It was an old, long-dead secretary of state to a Republican administration which came in after just as drastic a repudiation of the Democrats who sighed during the transition, 'The curse of the long presidential campaign is the over-dramatising of our differences. When you get in power, you have to spend the first six months liquidating your campaign rhetoric as you find that the options open to you are really not very different from what they were a year ago.'
This is a remark it's very necessary to recall now because the newspapers, the columnists, the editorial writers, not knowing what Mr Reagan as President Reagan intends to do prolong the evangelism of the campaign by pointing out the glory of doing this or the horror of doing that which was promised during the summer speeches. For instance, candidate Reagan said the federal government should cut off all money aid to cities that maintain rent control. The mayor of San Diego, California, who faces an almost total slump in investment for new urban housing is now urging Mr Reagan to stay with this promise. On the other hand, Mayor Koch of New York, who has to face about half a million New Yorkers who'd be out of house and home if their rents were decontrolled, says that it's a wild promise and one impossible to fulfil.

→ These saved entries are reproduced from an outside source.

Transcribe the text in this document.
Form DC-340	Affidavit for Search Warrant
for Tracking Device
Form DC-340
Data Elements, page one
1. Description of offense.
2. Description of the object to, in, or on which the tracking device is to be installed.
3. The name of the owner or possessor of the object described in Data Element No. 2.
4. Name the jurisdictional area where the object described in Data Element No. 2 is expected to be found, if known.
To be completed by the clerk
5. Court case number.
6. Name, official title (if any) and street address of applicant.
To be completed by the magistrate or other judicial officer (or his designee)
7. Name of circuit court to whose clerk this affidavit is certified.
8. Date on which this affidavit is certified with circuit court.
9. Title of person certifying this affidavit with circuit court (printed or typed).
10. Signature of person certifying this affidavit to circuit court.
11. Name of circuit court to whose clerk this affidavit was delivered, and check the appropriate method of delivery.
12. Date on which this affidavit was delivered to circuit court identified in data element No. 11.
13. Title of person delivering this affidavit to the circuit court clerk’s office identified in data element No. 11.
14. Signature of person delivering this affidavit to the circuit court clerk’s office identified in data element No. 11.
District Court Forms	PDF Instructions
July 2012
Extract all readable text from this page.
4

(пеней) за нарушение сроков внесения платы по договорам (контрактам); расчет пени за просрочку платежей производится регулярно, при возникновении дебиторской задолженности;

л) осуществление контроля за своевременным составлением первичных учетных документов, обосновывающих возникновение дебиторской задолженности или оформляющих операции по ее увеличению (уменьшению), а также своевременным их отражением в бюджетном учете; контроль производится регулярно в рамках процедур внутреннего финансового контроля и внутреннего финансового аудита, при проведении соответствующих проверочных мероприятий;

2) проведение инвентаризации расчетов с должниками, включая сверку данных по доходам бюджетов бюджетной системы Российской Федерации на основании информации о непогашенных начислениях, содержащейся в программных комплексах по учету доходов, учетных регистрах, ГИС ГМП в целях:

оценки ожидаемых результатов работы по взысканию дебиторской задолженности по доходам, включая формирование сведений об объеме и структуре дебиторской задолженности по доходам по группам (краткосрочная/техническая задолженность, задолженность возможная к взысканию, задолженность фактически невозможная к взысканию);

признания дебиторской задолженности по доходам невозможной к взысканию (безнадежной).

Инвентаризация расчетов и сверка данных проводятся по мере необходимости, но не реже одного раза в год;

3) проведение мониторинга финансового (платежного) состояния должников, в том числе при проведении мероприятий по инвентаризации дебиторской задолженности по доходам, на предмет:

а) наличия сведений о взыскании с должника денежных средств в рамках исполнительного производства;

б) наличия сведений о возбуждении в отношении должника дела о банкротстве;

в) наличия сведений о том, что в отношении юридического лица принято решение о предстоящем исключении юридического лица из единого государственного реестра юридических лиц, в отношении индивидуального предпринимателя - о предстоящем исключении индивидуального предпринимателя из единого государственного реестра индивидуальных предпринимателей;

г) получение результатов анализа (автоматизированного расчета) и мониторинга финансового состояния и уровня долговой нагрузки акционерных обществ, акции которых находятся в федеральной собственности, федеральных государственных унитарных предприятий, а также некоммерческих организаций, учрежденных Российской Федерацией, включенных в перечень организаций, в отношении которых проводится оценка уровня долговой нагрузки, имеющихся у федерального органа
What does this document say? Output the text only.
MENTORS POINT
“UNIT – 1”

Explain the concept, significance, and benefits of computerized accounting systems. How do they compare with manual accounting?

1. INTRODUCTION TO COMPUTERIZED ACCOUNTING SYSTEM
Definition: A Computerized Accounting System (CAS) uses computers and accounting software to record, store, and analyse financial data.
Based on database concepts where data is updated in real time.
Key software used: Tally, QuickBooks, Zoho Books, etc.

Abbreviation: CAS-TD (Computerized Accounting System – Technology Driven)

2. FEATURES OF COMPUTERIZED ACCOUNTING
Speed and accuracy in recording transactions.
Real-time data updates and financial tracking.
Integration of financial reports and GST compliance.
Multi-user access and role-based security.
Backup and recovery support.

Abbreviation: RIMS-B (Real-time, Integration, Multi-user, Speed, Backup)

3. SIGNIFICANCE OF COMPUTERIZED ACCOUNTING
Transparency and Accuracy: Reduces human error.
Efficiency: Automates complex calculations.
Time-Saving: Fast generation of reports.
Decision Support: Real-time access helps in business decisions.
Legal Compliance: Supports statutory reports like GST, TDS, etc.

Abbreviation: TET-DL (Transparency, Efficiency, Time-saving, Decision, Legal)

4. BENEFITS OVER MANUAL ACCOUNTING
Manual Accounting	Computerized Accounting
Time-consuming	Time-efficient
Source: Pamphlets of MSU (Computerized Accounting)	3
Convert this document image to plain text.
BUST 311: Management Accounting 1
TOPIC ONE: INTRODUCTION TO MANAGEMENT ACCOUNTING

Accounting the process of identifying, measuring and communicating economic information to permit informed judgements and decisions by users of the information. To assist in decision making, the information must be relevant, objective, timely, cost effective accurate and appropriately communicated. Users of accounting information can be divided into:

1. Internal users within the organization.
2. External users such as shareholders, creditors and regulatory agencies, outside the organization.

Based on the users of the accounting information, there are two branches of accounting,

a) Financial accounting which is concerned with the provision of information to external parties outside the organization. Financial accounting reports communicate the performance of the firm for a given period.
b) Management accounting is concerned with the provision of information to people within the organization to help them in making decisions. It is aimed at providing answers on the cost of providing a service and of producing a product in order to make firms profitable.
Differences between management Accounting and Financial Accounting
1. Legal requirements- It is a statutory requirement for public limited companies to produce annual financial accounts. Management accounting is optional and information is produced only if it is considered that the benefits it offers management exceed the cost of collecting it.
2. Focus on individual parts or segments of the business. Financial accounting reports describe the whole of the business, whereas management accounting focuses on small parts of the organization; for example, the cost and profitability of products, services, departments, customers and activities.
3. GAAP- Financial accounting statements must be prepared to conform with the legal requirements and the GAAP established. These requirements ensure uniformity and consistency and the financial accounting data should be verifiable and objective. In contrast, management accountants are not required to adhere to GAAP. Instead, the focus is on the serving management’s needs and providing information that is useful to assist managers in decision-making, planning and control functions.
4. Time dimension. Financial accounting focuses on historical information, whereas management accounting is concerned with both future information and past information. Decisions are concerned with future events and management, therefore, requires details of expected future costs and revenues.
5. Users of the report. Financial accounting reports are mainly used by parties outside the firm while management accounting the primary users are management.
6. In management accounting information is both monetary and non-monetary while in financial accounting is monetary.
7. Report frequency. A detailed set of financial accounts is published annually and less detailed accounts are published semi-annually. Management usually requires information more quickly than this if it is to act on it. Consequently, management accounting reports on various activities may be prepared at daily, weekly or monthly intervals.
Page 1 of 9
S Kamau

Another time, candidate Reagan said he'd urge Congress to lower the minimum wage for teenagers and some conservative columnists said, 'And a good thing too! Since it's fundamentally unfair for beginning workers to earn the same as old, experienced workers'. Liberal columnists exploded in disgust saying Mr Reagan would be visiting cruel and unusual punishment on teenagers eager to work. Neither of these arguments touched Mr Reagan's point, which was to give teenagers a better chance in the job market. He was acting on the perception of labour economists who have calculated that every ten per cent increase in the minimum wage cuts the jobs available to the unskilled, and hence to teenagers, by seven per cent.
And now I'm looking at a headline in the New York Times which, at first glance, fulfils the gloomiest fears of the liberals and it's the mischievous power of headlines to implant an idea, a prejudice which the story underneath has a hard time uprooting. It says, 'Reagan's State Department Latin Team Asks Curbs on Social Reformers'. The lead sentence of the story reinforces the headline fear, 'A report prepared,' it says, 'by president-elect Ronald Reagan's State Department transition team has proposed basic changes designed to reduce the influence of human rights' advocates in the bureau which deals mainly with Latin America and the Caribbean.'
Well, this sounds, if you read no further, as if the United States were going to strengthen its support for cruel dictators who torture and imprison leftists, but what the report goes on to condemn, and it names names, is any ambassador who, for example, supports the redistribution of land and the nationalising of banks by a junta (half-military, half-civilian) that is fighting an extreme left-wing opposition. The report says that this conflict – not to be mysterious about it, it's going on in El Salvador – this conflict is something that an American ambassador should leave to the contending forces. He should report and not meddle.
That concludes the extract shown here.